With the external corrosion problem, the questions focused on what was different about the first 24 miles. It turned out that the heat of the product as it entered the line from the pump station at Mile 0 was causing deterioration of the coating. This allowed the particularly salty soils of the coastal region to attack the pipe. Lamontagne was able to recommend an easy remediation program: re-coat some short sections of the line in problem areas, specific excavations and continued re-inspections.
A few more questions helped solve the puzzle about the internal corrosion problem areas. It turned out that, with only a single pumping station, the product cooled appreciably as it moved farther inland. At the same time the problem areas were in hilly regions. Therefore, some corrosive element was coming out of solution as the temperature decreased and was allowed to accumulate due to the slower flow rate in low-lying areas.

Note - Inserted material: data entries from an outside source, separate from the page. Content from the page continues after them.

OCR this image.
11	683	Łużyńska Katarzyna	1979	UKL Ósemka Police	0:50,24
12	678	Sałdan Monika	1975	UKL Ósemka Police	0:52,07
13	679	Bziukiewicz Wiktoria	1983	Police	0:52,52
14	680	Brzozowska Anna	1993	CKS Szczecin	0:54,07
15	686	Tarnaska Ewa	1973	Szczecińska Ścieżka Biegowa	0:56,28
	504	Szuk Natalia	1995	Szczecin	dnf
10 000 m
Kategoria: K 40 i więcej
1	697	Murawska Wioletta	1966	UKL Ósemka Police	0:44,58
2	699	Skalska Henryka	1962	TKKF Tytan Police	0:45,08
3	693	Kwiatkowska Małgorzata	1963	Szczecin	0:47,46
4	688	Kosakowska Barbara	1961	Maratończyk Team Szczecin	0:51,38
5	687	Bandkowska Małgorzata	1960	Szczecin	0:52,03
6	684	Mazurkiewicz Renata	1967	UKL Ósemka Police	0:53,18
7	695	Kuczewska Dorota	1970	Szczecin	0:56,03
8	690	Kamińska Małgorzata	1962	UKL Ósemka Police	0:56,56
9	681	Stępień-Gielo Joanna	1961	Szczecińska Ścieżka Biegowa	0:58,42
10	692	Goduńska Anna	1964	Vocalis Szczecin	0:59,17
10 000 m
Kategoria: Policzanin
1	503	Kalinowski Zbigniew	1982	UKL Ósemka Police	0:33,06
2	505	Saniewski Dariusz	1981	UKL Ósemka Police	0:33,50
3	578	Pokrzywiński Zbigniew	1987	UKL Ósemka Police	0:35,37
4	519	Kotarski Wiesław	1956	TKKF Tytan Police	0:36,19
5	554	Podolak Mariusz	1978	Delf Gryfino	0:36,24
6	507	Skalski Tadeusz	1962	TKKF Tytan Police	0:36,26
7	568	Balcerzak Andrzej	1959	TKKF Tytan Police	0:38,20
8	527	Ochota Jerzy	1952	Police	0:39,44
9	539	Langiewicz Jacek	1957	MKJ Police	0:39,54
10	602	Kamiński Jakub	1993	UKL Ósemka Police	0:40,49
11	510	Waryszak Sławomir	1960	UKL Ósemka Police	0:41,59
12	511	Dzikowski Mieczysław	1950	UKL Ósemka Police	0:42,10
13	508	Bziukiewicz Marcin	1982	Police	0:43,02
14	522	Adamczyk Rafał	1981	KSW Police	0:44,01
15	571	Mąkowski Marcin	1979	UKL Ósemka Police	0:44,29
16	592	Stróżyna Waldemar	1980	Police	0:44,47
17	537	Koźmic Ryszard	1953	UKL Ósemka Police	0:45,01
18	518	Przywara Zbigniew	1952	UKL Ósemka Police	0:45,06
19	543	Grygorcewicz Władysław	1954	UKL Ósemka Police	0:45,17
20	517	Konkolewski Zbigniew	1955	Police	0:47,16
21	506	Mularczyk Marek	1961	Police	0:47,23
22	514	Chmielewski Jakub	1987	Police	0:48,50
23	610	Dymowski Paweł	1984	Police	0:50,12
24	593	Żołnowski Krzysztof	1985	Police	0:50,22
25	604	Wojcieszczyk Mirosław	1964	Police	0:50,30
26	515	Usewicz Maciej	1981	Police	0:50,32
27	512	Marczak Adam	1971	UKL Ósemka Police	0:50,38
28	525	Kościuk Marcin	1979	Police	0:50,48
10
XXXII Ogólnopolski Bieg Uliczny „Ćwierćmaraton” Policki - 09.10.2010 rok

To remedy these corrosion problem areas, it was suggested that sensors be installed to more accurately monitor the line and to inject inhibitors just before of the problem areas. Coincidentally, SPC is looking into expanding their pipeline and doubling the pumping volume. This may be just the solution for the internal corrosion problem because it may prevent the drop-out of the undesirable corrosive element.

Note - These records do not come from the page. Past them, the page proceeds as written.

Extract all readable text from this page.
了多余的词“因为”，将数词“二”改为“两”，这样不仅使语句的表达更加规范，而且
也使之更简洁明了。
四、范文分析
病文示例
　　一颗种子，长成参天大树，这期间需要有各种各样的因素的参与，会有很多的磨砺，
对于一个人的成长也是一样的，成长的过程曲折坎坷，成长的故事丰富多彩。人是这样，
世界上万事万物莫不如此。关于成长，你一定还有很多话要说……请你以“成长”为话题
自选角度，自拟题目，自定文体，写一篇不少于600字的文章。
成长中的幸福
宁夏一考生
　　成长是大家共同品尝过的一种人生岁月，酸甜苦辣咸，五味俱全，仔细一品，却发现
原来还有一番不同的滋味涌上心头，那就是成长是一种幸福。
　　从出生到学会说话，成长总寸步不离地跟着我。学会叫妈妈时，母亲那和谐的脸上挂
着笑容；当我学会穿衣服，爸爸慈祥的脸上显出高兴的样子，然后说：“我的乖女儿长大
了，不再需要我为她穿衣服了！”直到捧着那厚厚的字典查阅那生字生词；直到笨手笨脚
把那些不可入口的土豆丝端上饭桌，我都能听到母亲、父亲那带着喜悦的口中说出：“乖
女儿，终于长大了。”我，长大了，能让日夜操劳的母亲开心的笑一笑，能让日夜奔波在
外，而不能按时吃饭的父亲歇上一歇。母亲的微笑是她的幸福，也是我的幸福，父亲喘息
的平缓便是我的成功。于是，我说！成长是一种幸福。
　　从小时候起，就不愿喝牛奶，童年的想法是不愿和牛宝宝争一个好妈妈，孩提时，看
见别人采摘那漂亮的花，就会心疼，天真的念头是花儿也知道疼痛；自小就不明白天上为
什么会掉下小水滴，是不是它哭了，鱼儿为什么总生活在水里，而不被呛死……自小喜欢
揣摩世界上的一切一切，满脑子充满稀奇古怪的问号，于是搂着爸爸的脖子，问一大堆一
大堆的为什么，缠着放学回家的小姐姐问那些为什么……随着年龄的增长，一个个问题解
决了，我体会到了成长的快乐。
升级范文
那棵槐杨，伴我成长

Seaside Pipeline Company now feels assured that there is no need for immediate replacement of 120 miles of pipeline. It is quite relieved that a realistic, manageable and affordable integrity plan has provided the company with the continued assurance of their fuel supply as well as comfort in knowing that large sums of money have been saved by doing an appropriate evaluation of in-line inspections.
A profitable investment
These are just two examples that demonstrate how the investment in an integrated integrity maintenance program with the evaluation of in-line inspections at its core can have a significant operational and financial impact on pipeline operations. The cost to an operator to have ILI evaluations completed for their whole system is negligible relative to the cost of one in-service failure or unnecessary excavation. The result is also a more definitive answer to dig scheduling and re-inspection intervals.
Considering the benefit to operators, in-line inspection evaluation certainly makes dollars and sense.